Tuesday, February 11, 2003

NEXP not in P/poly?

Daniel Varga asks about the question of NEXP not in P/poly and whether it is "fundamentally" easier than NP not in P/poly. As a reminder: NEXP is the class of languages accepted in nondeterministic exponential (2nO(1)) time. P/poly are languages accepted by nonuniform polynomial-size circuits, or equivalently by a polynomial time machine given a polynomial amount of "advice" that depends only on the input size.

First one must mention the beautiful paper of Impagliazzo, Kabanets and Wigderson that show that NEXP in P/poly if and only if NEXP equals MA.

NEXP not in P/poly should be much easier to prove than NP not in P/poly, as NEXP is a much larger class than NP. Also NEXP not in P/poly is just below the limit of what we can prove. We know that MAEXP, the exponential time version of MA, is not contained in P/poly. MAEXP sits just above NEXP and under some reasonable derandomization assumptions, MAEXP = NEXP.

There is also the issue of uniformity. If one can use the nondeterminism to reduce the advice just a little bit than one could then diagonalize against the P/poly machine. Also if one could slightly derandomize MA machines than one could diagonalize NEXP from MA and thus from P/poly.

Still the problem remains difficult. BPP is contained in P/poly and we don't even know whether BPP is different than NEXP. Virtually any weak unconditional derandomization of BPP would separate it from NEXP but so far we seem stuck.

1 comment:

  1. We know BPP is in MA. BPP\cap NP has single quantification. Let the verifier machine for NP be M1. Let the verifier machine for MA be M1'. Let BPP machine be M. Let L1 be in BPP\cap NP. Let L2 be in BPP.

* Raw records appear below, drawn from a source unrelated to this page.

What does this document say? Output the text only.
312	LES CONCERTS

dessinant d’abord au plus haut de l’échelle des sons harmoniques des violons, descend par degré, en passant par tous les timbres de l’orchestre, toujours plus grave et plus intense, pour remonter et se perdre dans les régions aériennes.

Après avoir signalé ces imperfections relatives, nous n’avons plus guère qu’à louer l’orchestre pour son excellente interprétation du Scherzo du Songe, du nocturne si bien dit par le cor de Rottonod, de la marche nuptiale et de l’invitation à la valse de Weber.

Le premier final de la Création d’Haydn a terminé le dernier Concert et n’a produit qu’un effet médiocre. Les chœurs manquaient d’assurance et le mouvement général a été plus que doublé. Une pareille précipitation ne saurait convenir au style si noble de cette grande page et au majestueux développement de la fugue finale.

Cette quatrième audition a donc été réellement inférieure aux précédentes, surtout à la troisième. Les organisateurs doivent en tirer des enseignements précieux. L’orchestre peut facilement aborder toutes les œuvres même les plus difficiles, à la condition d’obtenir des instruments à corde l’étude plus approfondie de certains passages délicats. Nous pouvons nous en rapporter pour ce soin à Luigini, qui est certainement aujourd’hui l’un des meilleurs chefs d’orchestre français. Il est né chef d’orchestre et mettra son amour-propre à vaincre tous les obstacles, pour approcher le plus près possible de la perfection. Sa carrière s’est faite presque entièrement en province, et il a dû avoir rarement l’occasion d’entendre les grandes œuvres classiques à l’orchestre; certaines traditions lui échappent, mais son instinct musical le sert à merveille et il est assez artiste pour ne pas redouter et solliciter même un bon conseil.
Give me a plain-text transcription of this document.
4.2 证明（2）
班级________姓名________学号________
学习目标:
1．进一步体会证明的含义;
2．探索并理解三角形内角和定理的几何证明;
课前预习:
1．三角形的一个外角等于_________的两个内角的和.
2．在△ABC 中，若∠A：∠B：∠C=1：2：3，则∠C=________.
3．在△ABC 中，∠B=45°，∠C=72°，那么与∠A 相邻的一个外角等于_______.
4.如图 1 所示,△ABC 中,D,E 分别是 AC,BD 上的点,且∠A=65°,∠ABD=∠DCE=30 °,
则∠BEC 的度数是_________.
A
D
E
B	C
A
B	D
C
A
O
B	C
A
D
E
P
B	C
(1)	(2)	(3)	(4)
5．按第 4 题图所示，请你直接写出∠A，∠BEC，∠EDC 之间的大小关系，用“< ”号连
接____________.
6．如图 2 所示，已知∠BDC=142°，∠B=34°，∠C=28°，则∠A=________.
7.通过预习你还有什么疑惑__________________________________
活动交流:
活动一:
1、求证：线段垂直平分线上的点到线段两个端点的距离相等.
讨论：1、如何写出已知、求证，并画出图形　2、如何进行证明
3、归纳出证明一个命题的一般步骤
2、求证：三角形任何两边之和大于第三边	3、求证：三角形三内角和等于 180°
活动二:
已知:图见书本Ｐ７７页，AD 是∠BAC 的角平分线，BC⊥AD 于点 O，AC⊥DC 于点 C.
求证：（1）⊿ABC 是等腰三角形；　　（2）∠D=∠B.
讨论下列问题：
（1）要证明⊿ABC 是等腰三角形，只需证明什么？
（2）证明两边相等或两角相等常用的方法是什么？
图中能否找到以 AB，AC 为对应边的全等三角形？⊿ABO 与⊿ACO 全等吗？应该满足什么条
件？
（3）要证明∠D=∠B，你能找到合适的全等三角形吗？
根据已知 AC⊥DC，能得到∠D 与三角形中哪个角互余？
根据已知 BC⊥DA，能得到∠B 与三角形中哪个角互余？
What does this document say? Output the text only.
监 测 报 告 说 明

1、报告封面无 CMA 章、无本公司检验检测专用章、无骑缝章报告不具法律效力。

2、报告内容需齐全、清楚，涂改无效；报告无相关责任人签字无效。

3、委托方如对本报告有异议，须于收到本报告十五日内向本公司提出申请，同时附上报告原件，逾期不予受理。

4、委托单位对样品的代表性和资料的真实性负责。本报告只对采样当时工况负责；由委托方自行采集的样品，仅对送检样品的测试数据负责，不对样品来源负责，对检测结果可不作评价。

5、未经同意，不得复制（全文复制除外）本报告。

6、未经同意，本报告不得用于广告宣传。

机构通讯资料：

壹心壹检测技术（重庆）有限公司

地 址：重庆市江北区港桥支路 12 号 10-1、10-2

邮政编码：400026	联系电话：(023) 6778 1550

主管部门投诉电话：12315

    Can we say x is in L1 iff \exists r: M(x,r) accepts and M1(x) accepts?
    (We know from proof of BPP in P/poly such a truthful r exists which can be checked with M1)

    Likewise can we say x is in L2 iff \exists r,r': M(x,r) accepts and M1'(x,r') accepts?

    This would be single quantification of BPP if correct. I know in Sipser-Gacs the random string occurs in forall quantifier. That seems to change the semantic meaning of their \Sigma_2^P sentence compared to here. But wanted to clarify anyways. What goes wrong with this naive single quantification?